In [None]:
! pip install sounddevice torchaudio ipywidgets

### 1. I am initializing the listening procedure. The program listens to me with the use of a laptop microphone and detects the class. Detected class and, optionally, confidence level, is displayed on the screen. The Jupyter-notebook program is used in this scenario.

In [None]:
# ▀▀▀ 1. Importy i konfiguracja ▀▀▀
import time, warnings
import numpy as np
import sounddevice as sd
import torch, torchaudio
from IPython.display import clear_output, display

# model utils (u Ciebie w repo)
from src.utils.utils_model import prepare_model

SAMPLE_RATE  = 16_000
DURATION_SEC = 1.0                   # 1-s fragment
FRAME_LEN    = int(DURATION_SEC * SAMPLE_RATE)
N_MELS, N_FFT, HOP = 80, 400, 160
TARGET_FRAMES = 501
CLASSES = ["allowed", "non-allowed"]
device  = torch.device("cuda" if torch.cuda.is_available() else "cpu")

# ▀▀▀ 2. Model ▀▀▀
model_cfg = {
    "model_name": "flexible_cnn",
    "model_params": {
        "num_classes": 2,
        "input_height": 80,
        "input_time": TARGET_FRAMES,
        "blocks_cfg": [
            dict(out_ch=16, activation="ReLU", use_bn=False, dropout_p=0.0, skip=False, is_bn_pre_act=False),
            dict(out_ch=32, activation="ReLU", use_bn=False, dropout_p=0.0, skip=False, is_bn_pre_act=False),
            dict(out_ch=32, activation="ReLU", use_bn=False, dropout_p=0.0, skip=False, is_bn_pre_act=False),
        ],
    },
    "checkpoint_path": "best_model.pt",
    "init": None,
    'freeze_backbone': False, 
}
model = prepare_model(model_cfg).to(device).eval()

# ▀▀▀ 3. Log-mel przetwarzanie ▀▀▀
mel_spec = torchaudio.transforms.MelSpectrogram(
    SAMPLE_RATE, n_fft=N_FFT, hop_length=HOP, n_mels=N_MELS, power=2.0
)
EPS = 1e-9
def wav_to_logmel(wave: torch.Tensor) -> torch.Tensor:
    if wave.dim() > 1:
        wave = wave.mean(dim=0, keepdim=True)          # mono
    rms = wave.pow(2).mean().sqrt()
    wave = wave / (rms + EPS)
    mel  = mel_spec(wave)
    logm = torch.log(mel + EPS).squeeze(0)             # [80, T]

    # dopasuj do 501 ramek
    if logm.shape[-1] < TARGET_FRAMES:
        pad = TARGET_FRAMES - logm.shape[-1]
        logm = torch.nn.functional.pad(logm, (0, pad))
    else:
        logm = logm[..., :TARGET_FRAMES]
    return logm                                         # [80, 501]
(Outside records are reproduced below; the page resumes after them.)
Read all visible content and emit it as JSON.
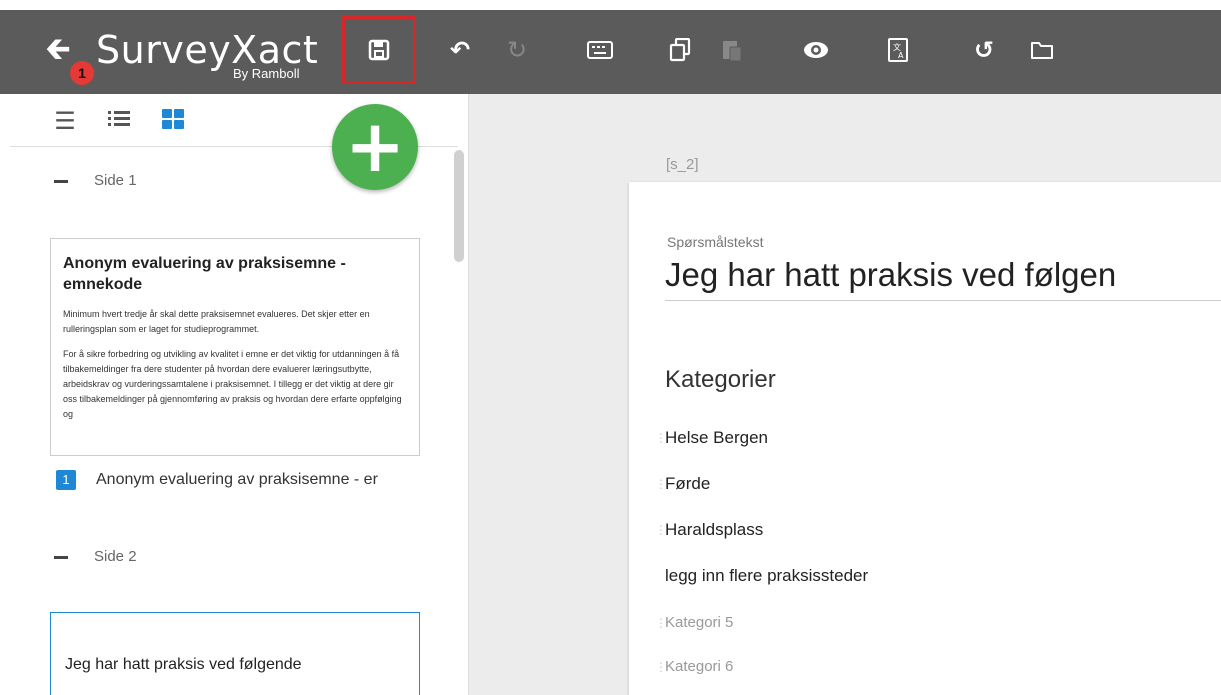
{
  "header": {
    "logo_main": "SurveyXact",
    "logo_sub": "By Ramboll",
    "badge": "1"
  },
  "toolbar": {
    "icons": [
      "save-icon",
      "undo-icon",
      "redo-icon",
      "keyboard-icon",
      "copy-icon",
      "paste-icon",
      "preview-icon",
      "translate-icon",
      "history-icon",
      "folder-icon"
    ]
  },
  "sidebar": {
    "page1": {
      "label": "Side 1",
      "card_title": "Anonym evaluering av praksisemne - emnekode",
      "card_p1": "Minimum hvert tredje år skal dette praksisemnet evalueres. Det skjer etter en rulleringsplan som er laget for studieprogrammet.",
      "card_p2": "For å  sikre forbedring og utvikling av kvalitet i emne er det viktig for utdanningen å få tilbakemeldinger fra dere studenter på hvordan dere evaluerer  læringsutbytte, arbeidskrav og vurderingssamtalene i praksisemnet. I tillegg er det viktig at dere gir oss tilbakemeldinger på gjennomføring av praksis og hvordan dere erfarte oppfølging og",
      "question_number": "1",
      "question_text": "Anonym evaluering av praksisemne - er"
    },
    "page2": {
      "label": "Side 2",
      "card_text": "Jeg har hatt praksis ved følgende"
    }
  },
  "editor": {
    "question_id": "[s_2]",
    "question_label": "Spørsmålstekst",
    "question_title": "Jeg har hatt praksis ved følgen",
    "categories_heading": "Kategorier",
    "categories": [
      "Helse Bergen",
      "Førde",
      "Haraldsplass",
      "legg inn flere praksissteder"
    ],
    "placeholders": [
      "Kategori 5",
      "Kategori 6"
    ]
  }
}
# ▀▀▀ 4. Pętla nasłuchu ▀▀▀
def listen():
    print("▶️  Listening…  (Ctrl-C w komórce, aby przerwać)")
    while True:
        audio = sd.rec(FRAME_LEN, samplerate=SAMPLE_RATE,
                       channels=1, dtype="float32")
        sd.wait()
        wave = torch.from_numpy(audio.T)                # [1, N]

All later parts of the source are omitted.